It happened to me last Thursday. I was tired, I was jet lagged and I was feeling like garbage. My defenses were down. So, before I realized it, I was spinning down a social media sewer spiral. My thumb took over, doom scrolling through post after post offering very biased commentary on the current state of the world, each reinforcing just how awful things are. Little was offered in the way of factual back up, and I didn’t bother looking for it. My mood plummeted. I alternated between paranoia, outrage and depression. An hour flew by as my brain was hijacked by a feckless feed.
And I know better. I really do. Up in my prefrontal cortex, I knew I was being sucked into a vicious vortex of AI slop and troll baiting. Each time I scrolled down, I would tell myself, “Okay, this is the last one. After this, put the phone down.” And each time, my thumb would ignore me.
This is not news to any of us. Every one of you reading this knows about the addictive nature of social media. And you also know the pernicious impacts of AI generated content spoon fed to us by an algorithm whose sole purpose is to hog tie our own willpower and keep our eyes locked on the screen. I also suspect that you, like I, think because we know all this, we have built up at least some immunity to the siren call of social media.
But I’m here to tell you that social media has gotten really, really good at being really, really awful for us. I didn’t notice it so much when I was on my game, busy doing other things and directing my attention with a fully functional executive brain. But the minute my guard slipped, the minute my cognitive capacity shifted down into a lower gear, I was sucked into the misinformational sh*thole that is social media.
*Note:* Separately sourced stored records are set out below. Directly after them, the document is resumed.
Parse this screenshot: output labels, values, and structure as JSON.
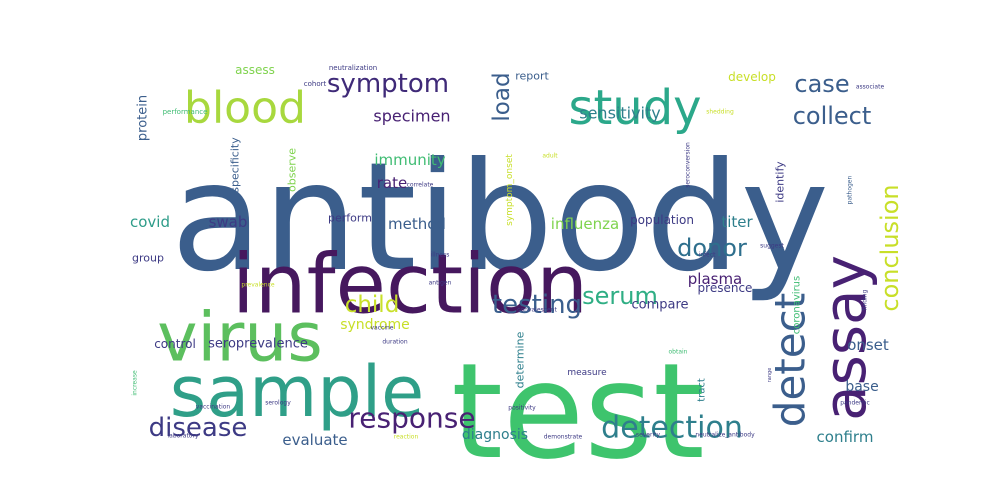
{
  "chart_data": {
    "type": "wordcloud",
    "title": "",
    "colormap": "viridis",
    "words": [
      {
        "text": "antibody",
        "weight": 1.0,
        "color": "#3b5e8c",
        "rotate": false
      },
      {
        "text": "test",
        "weight": 0.98,
        "color": "#3ec46d",
        "rotate": false
      },
      {
        "text": "infection",
        "weight": 0.72,
        "color": "#46185e",
        "rotate": false
      },
      {
        "text": "sample",
        "weight": 0.6,
        "color": "#2f9f88",
        "rotate": false
      },
      {
        "text": "virus",
        "weight": 0.58,
        "color": "#5cbf5e",
        "rotate": false
      },
      {
        "text": "assay",
        "weight": 0.5,
        "color": "#482173",
        "rotate": true
      },
      {
        "text": "study",
        "weight": 0.42,
        "color": "#2ba88a",
        "rotate": false
      },
      {
        "text": "blood",
        "weight": 0.38,
        "color": "#a8d83e",
        "rotate": false
      },
      {
        "text": "detect",
        "weight": 0.34,
        "color": "#3b5e8c",
        "rotate": true
      },
      {
        "text": "detection",
        "weight": 0.28,
        "color": "#2e7f8c",
        "rotate": false
      },
      {
        "text": "response",
        "weight": 0.26,
        "color": "#482173",
        "rotate": false
      },
      {
        "text": "disease",
        "weight": 0.25,
        "color": "#3d3a84",
        "rotate": false
      },
      {
        "text": "symptom",
        "weight": 0.24,
        "color": "#3f2a78",
        "rotate": false
      },
      {
        "text": "testing",
        "weight": 0.23,
        "color": "#3a5f8d",
        "rotate": false
      },
      {
        "text": "conclusion",
        "weight": 0.22,
        "color": "#c8df28",
        "rotate": true
      },
      {
        "text": "case",
        "weight": 0.21,
        "color": "#3b5e8c",
        "rotate": false
      },
      {
        "text": "collect",
        "weight": 0.2,
        "color": "#3b5e8c",
        "rotate": false
      },
      {
        "text": "serum",
        "weight": 0.2,
        "color": "#2fae84",
        "rotate": false
      },
      {
        "text": "donor",
        "weight": 0.2,
        "color": "#2e6f8d",
        "rotate": false
      },
      {
        "text": "child",
        "weight": 0.19,
        "color": "#c9e02a",
        "rotate": false
      },
      {
        "text": "load",
        "weight": 0.19,
        "color": "#3b5e8c",
        "rotate": true
      },
      {
        "text": "specimen",
        "weight": 0.14,
        "color": "#482173",
        "rotate": false
      },
      {
        "text": "sensitivity",
        "weight": 0.13,
        "color": "#2e7f8c",
        "rotate": false
      },
      {
        "text": "immunity",
        "weight": 0.13,
        "color": "#3fbc73",
        "rotate": false
      },
      {
        "text": "rate",
        "weight": 0.13,
        "color": "#482173",
        "rotate": false
      },
      {
        "text": "method",
        "weight": 0.13,
        "color": "#3b5e8c",
        "rotate": false
      },
      {
        "text": "influenza",
        "weight": 0.13,
        "color": "#7fd34e",
        "rotate": false
      },
      {
        "text": "covid",
        "weight": 0.13,
        "color": "#2e9c89",
        "rotate": false
      },
      {
        "text": "swab",
        "weight": 0.13,
        "color": "#3d3a84",
        "rotate": false
      },
      {
        "text": "titer",
        "weight": 0.13,
        "color": "#2e7f8c",
        "rotate": false
      },
      {
        "text": "plasma",
        "weight": 0.13,
        "color": "#482173",
        "rotate": false
      },
      {
        "text": "evaluate",
        "weight": 0.13,
        "color": "#3b5e8c",
        "rotate": false
      },
      {
        "text": "diagnosis",
        "weight": 0.13,
        "color": "#2e7f8c",
        "rotate": false
      },
      {
        "text": "confirm",
        "weight": 0.13,
        "color": "#2e7f8c",
        "rotate": false
      },
      {
        "text": "onset",
        "weight": 0.13,
        "color": "#3b5e8c",
        "rotate": false
      },
      {
        "text": "base",
        "weight": 0.12,
        "color": "#3b5e8c",
        "rotate": false
      },
      {
        "text": "syndrome",
        "weight": 0.12,
        "color": "#c8df28",
        "rotate": false
      },
      {
        "text": "compare",
        "weight": 0.11,
        "color": "#3d3a84",
        "rotate": false
      },
      {
        "text": "presence",
        "weight": 0.11,
        "color": "#3d3a84",
        "rotate": false
      },
      {
        "text": "seroprevalence",
        "weight": 0.11,
        "color": "#3d3a84",
        "rotate": false
      },
      {
        "text": "control",
        "weight": 0.11,
        "color": "#3d3a84",
        "rotate": false
      },
      {
        "text": "population",
        "weight": 0.11,
        "color": "#3d3a84",
        "rotate": false
      },
      {
        "text": "develop",
        "weight": 0.11,
        "color": "#c8df28",
        "rotate": false
      },
      {
        "text": "assess",
        "weight": 0.1,
        "color": "#7fd34e",
        "rotate": false
      },
      {
        "text": "protein",
        "weight": 0.11,
        "color": "#3b5e8c",
        "rotate": true
      },
      {
        "text": "specificity",
        "weight": 0.1,
        "color": "#3b5e8c",
        "rotate": true
      },
      {
        "text": "observe",
        "weight": 0.1,
        "color": "#7fd34e",
        "rotate": true
      },
      {
        "text": "identify",
        "weight": 0.1,
        "color": "#3d3a84",
        "rotate": true
      },
      {
        "text": "determine",
        "weight": 0.1,
        "color": "#2e7f8c",
        "rotate": true
      },
      {
        "text": "symptom_onset",
        "weight": 0.09,
        "color": "#c8df28",
        "rotate": true
      },
      {
        "text": "coronavirus",
        "weight": 0.09,
        "color": "#3fbc73",
        "rotate": true
      },
      {
        "text": "tract",
        "weight": 0.09,
        "color": "#2e7f8c",
        "rotate": true
      },
      {
        "text": "group",
        "weight": 0.09,
        "color": "#3d3a84",
        "rotate": false
      },
      {
        "text": "perform",
        "weight": 0.09,
        "color": "#3d3a84",
        "rotate": false
      },
      {
        "text": "report",
        "weight": 0.08,
        "color": "#3b5e8c",
        "rotate": false
      },
      {
        "text": "measure",
        "weight": 0.08,
        "color": "#3d3a84",
        "rotate": false
      },
      {
        "text": "neutralization",
        "weight": 0.06,
        "color": "#3d3a84",
        "rotate": false
      },
      {
        "text": "cohort",
        "weight": 0.06,
        "color": "#3d3a84",
        "rotate": false
      },
      {
        "text": "performance",
        "weight": 0.06,
        "color": "#3fbc73",
        "rotate": false
      },
      {
        "text": "associate",
        "weight": 0.05,
        "color": "#3d3a84",
        "rotate": false
      },
      {
        "text": "shedding",
        "weight": 0.06,
        "color": "#c8df28",
        "rotate": false
      },
      {
        "text": "correlate",
        "weight": 0.06,
        "color": "#3d3a84",
        "rotate": false
      },
      {
        "text": "adult",
        "weight": 0.05,
        "color": "#c8df28",
        "rotate": false
      },
      {
        "text": "seroconversion",
        "weight": 0.05,
        "color": "#3d3a84",
        "rotate": true
      },
      {
        "text": "pathogen",
        "weight": 0.05,
        "color": "#3b5e8c",
        "rotate": true
      },
      {
        "text": "suggest",
        "weight": 0.05,
        "color": "#3d3a84",
        "rotate": false
      },
      {
        "text": "infect",
        "weight": 0.05,
        "color": "#3d3a84",
        "rotate": false
      },
      {
        "text": "illness",
        "weight": 0.05,
        "color": "#3d3a84",
        "rotate": false
      },
      {
        "text": "prevalence",
        "weight": 0.05,
        "color": "#c8df28",
        "rotate": false
      },
      {
        "text": "antigen",
        "weight": 0.05,
        "color": "#3d3a84",
        "rotate": false
      },
      {
        "text": "finding",
        "weight": 0.05,
        "color": "#3d3a84",
        "rotate": true
      },
      {
        "text": "vaccine",
        "weight": 0.05,
        "color": "#3d3a84",
        "rotate": false
      },
      {
        "text": "convalescent",
        "weight": 0.05,
        "color": "#3d3a84",
        "rotate": false
      },
      {
        "text": "duration",
        "weight": 0.05,
        "color": "#3d3a84",
        "rotate": false
      },
      {
        "text": "obtain",
        "weight": 0.05,
        "color": "#3fbc73",
        "rotate": false
      },
      {
        "text": "range",
        "weight": 0.04,
        "color": "#3d3a84",
        "rotate": true
      },
      {
        "text": "increase",
        "weight": 0.05,
        "color": "#3fbc73",
        "rotate": true
      },
      {
        "text": "vaccination",
        "weight": 0.05,
        "color": "#3d3a84",
        "rotate": false
      },
      {
        "text": "serology",
        "weight": 0.05,
        "color": "#3d3a84",
        "rotate": false
      },
      {
        "text": "positivity",
        "weight": 0.05,
        "color": "#3d3a84",
        "rotate": false
      },
      {
        "text": "pandemic",
        "weight": 0.05,
        "color": "#3d3a84",
        "rotate": false
      },
      {
        "text": "laboratory",
        "weight": 0.05,
        "color": "#3d3a84",
        "rotate": false
      },
      {
        "text": "reaction",
        "weight": 0.05,
        "color": "#c8df28",
        "rotate": false
      },
      {
        "text": "demonstrate",
        "weight": 0.05,
        "color": "#3d3a84",
        "rotate": false
      },
      {
        "text": "severity",
        "weight": 0.05,
        "color": "#3d3a84",
        "rotate": false
      },
      {
        "text": "neutralize_antibody",
        "weight": 0.05,
        "color": "#3d3a84",
        "rotate": false
      }
    ]
  }
}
Being a guy that likes to ask why, I did exactly that when the jet lag finally dissipated. Why did I, a person who should know better, fall into the crappy content trap? “Maybe,” I said to myself reluctantly, “it’s a generational thing.” Maybe brains of a certain age are more susceptible to being cognitively hijacked and led astray.
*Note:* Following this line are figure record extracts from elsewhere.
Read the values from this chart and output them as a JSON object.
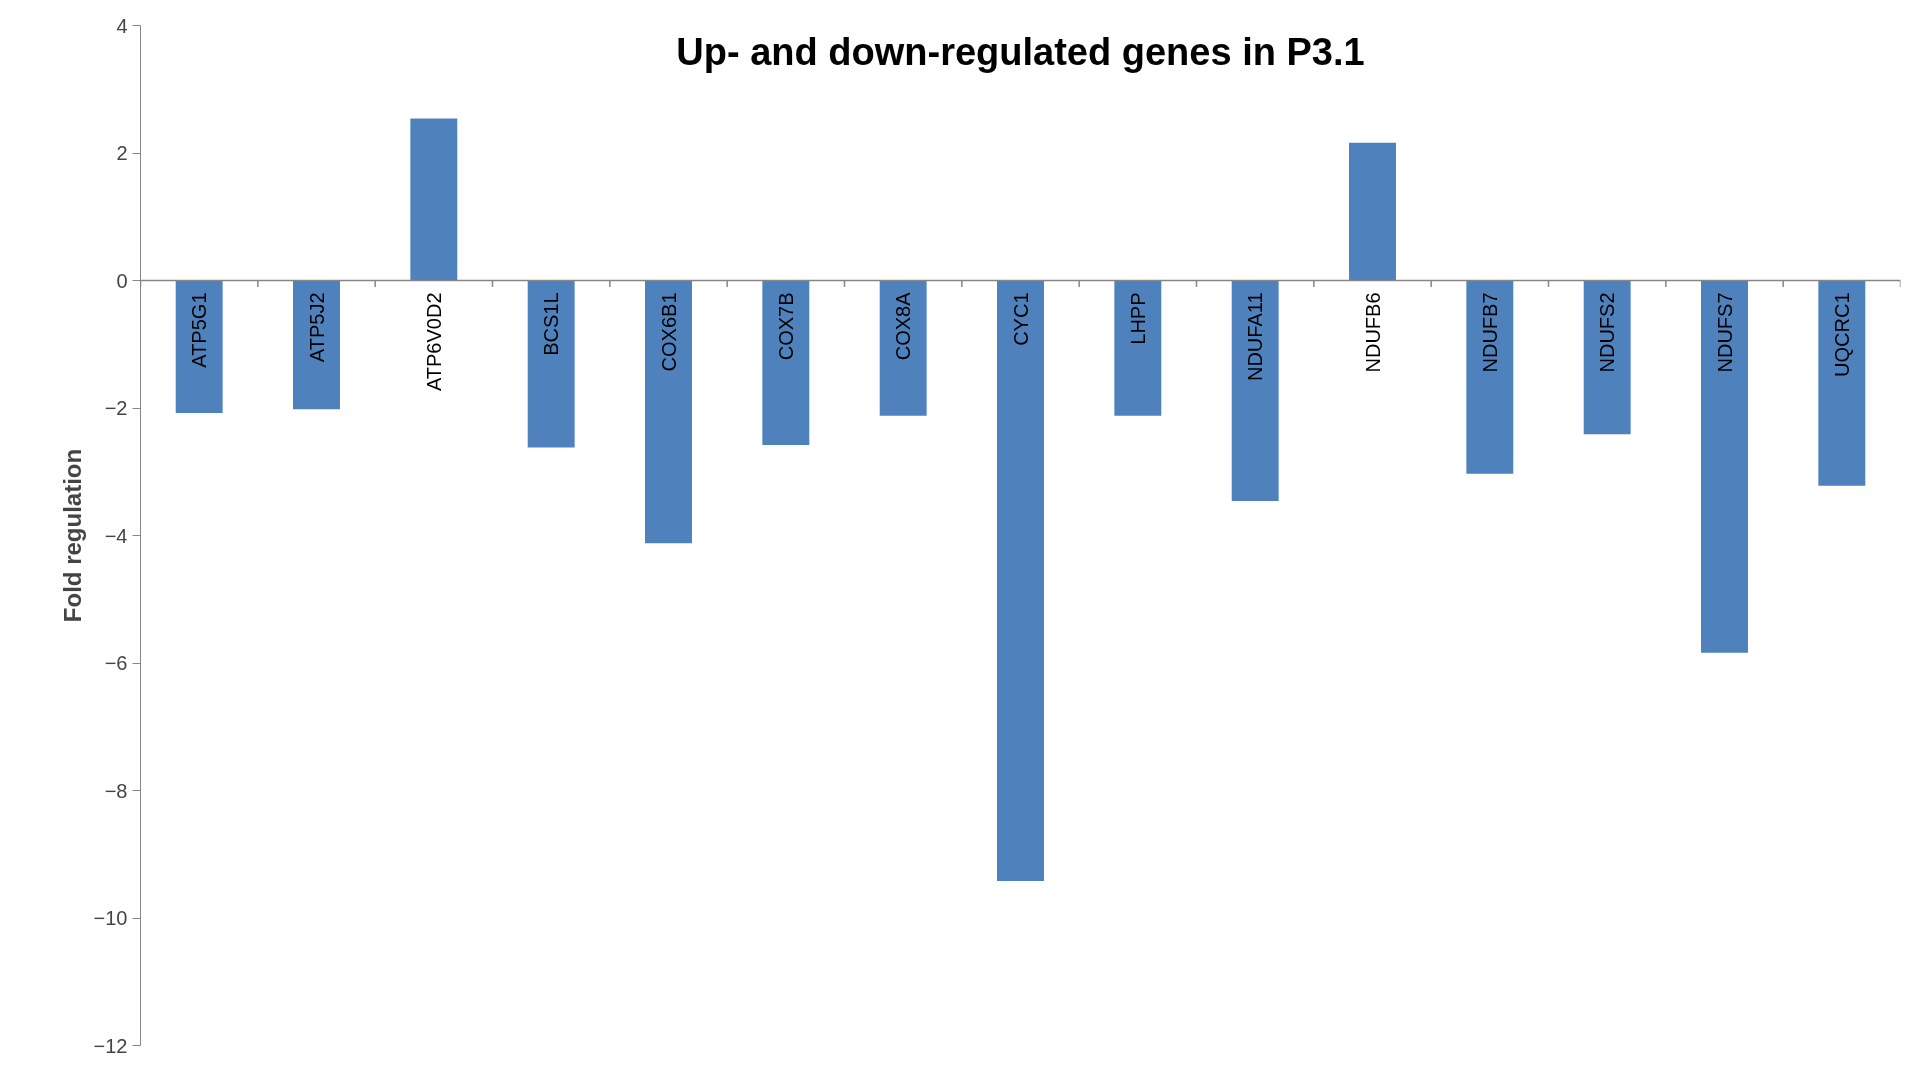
{
  "chart_data": {
    "type": "bar",
    "title": "Up- and down-regulated genes in P3.1",
    "ylabel": "Fold regulation",
    "categories": [
      "ATP5G1",
      "ATP5J2",
      "ATP6V0D2",
      "BCS1L",
      "COX6B1",
      "COX7B",
      "COX8A",
      "CYC1",
      "LHPP",
      "NDUFA11",
      "NDUFB6",
      "NDUFB7",
      "NDUFS2",
      "NDUFS7",
      "UQCRC1"
    ],
    "values": [
      -2.08,
      -2.02,
      2.54,
      -2.62,
      -4.12,
      -2.58,
      -2.12,
      -9.42,
      -2.12,
      -3.46,
      2.16,
      -3.03,
      -2.41,
      -5.84,
      -3.22
    ],
    "color": "#4f81bd",
    "ylim": [
      -12,
      4
    ],
    "yticks": [
      -12,
      -10,
      -8,
      -6,
      -4,
      -2,
      0,
      2,
      4
    ],
    "grid": false
  }
}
A recent study from the University of Utah does lend some credence to that theory. Researchers found that adults older than 60 were more likely to share misinformation online than younger people. This was true for information about health, but a prior study showed an even higher tendency to swallow bad information when it came to politics.
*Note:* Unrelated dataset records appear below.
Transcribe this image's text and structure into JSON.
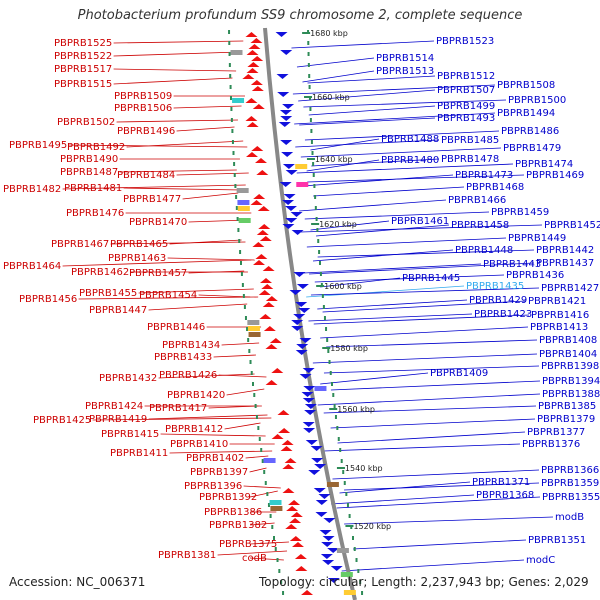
{
  "title": "Photobacterium profundum SS9 chromosome 2, complete sequence",
  "footer": {
    "accession": "Accession: NC_006371",
    "topology": "Topology: circular; Length: 2,237,943 bp; Genes: 2,029"
  },
  "colors": {
    "left_label": "#cc0000",
    "right_label": "#0000cc",
    "highlight_label": "#33aaee",
    "backbone": "#888888",
    "tick": "#2e8b57",
    "reverse_gene": "#ee1111",
    "forward_gene": "#1111dd"
  },
  "scale_labels": [
    "1680 kbp",
    "1660 kbp",
    "1640 kbp",
    "1620 kbp",
    "1600 kbp",
    "1580 kbp",
    "1560 kbp",
    "1540 kbp",
    "1520 kbp"
  ],
  "left_labels": [
    "PBPRB1525",
    "PBPRB1522",
    "PBPRB1517",
    "PBPRB1515",
    "PBPRB1509",
    "PBPRB1506",
    "PBPRB1502",
    "PBPRB1496",
    "PBPRB1495",
    "PBPRB1492",
    "PBPRB1490",
    "PBPRB1487",
    "PBPRB1484",
    "PBPRB1482",
    "PBPRB1481",
    "PBPRB1477",
    "PBPRB1476",
    "PBPRB1470",
    "PBPRB1467",
    "PBPRB1465",
    "PBPRB1463",
    "PBPRB1464",
    "PBPRB1462",
    "PBPRB1457",
    "PBPRB1456",
    "PBPRB1455",
    "PBPRB1454",
    "PBPRB1447",
    "PBPRB1446",
    "PBPRB1434",
    "PBPRB1433",
    "PBPRB1432",
    "PBPRB1426",
    "PBPRB1420",
    "PBPRB1424",
    "PBPRB1417",
    "PBPRB1425",
    "PBPRB1419",
    "PBPRB1415",
    "PBPRB1412",
    "PBPRB1410",
    "PBPRB1411",
    "PBPRB1402",
    "PBPRB1397",
    "PBPRB1396",
    "PBPRB1392",
    "PBPRB1386",
    "PBPRB1382",
    "PBPRB1375",
    "PBPRB1381",
    "codB"
  ],
  "right_labels": [
    "PBPRB1523",
    "PBPRB1514",
    "PBPRB1513",
    "PBPRB1512",
    "PBPRB1508",
    "PBPRB1507",
    "PBPRB1500",
    "PBPRB1499",
    "PBPRB1494",
    "PBPRB1493",
    "PBPRB1486",
    "PBPRB1488",
    "PBPRB1485",
    "PBPRB1479",
    "PBPRB1480",
    "PBPRB1478",
    "PBPRB1474",
    "PBPRB1473",
    "PBPRB1469",
    "PBPRB1468",
    "PBPRB1466",
    "PBPRB1459",
    "PBPRB1461",
    "PBPRB1458",
    "PBPRB1452",
    "PBPRB1449",
    "PBPRB1448",
    "PBPRB1442",
    "PBPRB1443",
    "PBPRB1437",
    "PBPRB1436",
    "PBPRB1445",
    "PBPRB1435",
    "PBPRB1427",
    "PBPRB1429",
    "PBPRB1421",
    "PBPRB1423",
    "PBPRB1416",
    "PBPRB1413",
    "PBPRB1408",
    "PBPRB1404",
    "PBPRB1409",
    "PBPRB1398",
    "PBPRB1394",
    "PBPRB1388",
    "PBPRB1385",
    "PBPRB1379",
    "PBPRB1377",
    "PBPRB1376",
    "PBPRB1366",
    "PBPRB1371",
    "PBPRB1359",
    "PBPRB1368",
    "PBPRB1355",
    "modB",
    "PBPRB1351",
    "modC"
  ],
  "highlighted_label": "PBPRB1435"
}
Lead researcher Ben Lyons set out to find why those of us north of 60 are more likely to be led astray by online misinformation. Spoiler alert – it doesn’t have anything to do with our brains slowing down or lower information literacy rates. It appears that older people can sniff out bullshit just as well as younger people. But it turns out that if that information, no matter how dubious it is, matches our own beliefs and world view, we’ll happily share it even if it doesn’t pass the smell test.
Lyons called this congeniality bias. I’ve talked before about the sensemaking cycle. In it, new information is matched to our existing belief schema. It it’s a match, we usually accept it without a lot of qualification. If it isn’t, we can choose to reject it or we can reframe our beliefs based on the new information. The second option is a lot more work and, it seems, the older we get the less likely we are to do this heavy lifting. As we age, we get more fully locked into who we are and what we believe. We’ve spent a lot of years building our beliefs and so we’re reluctant to stray from them.
Of course, like all things human, this tendency is not a given nor universally applied. Some older people are naturally more skeptical, and some are more inflexible in their beliefs. Not surprisingly, Lyons found those that leaned right in their political affiliations tend to be more belief-bound.
But, as I discovered this past Thursday, these information filtering tendencies are dependent on our moods and cognitive capacity. I am a naturally skeptical person and like to think I’m usually pretty picky about my information sources. But this is true only when I’m on my game. The minute my brain down-shifted, I began accepting dubious information at face value simply because I happened to agree with it. I didn’t bother checking to make sure it was true.
It sounded true, and that was all that mattered.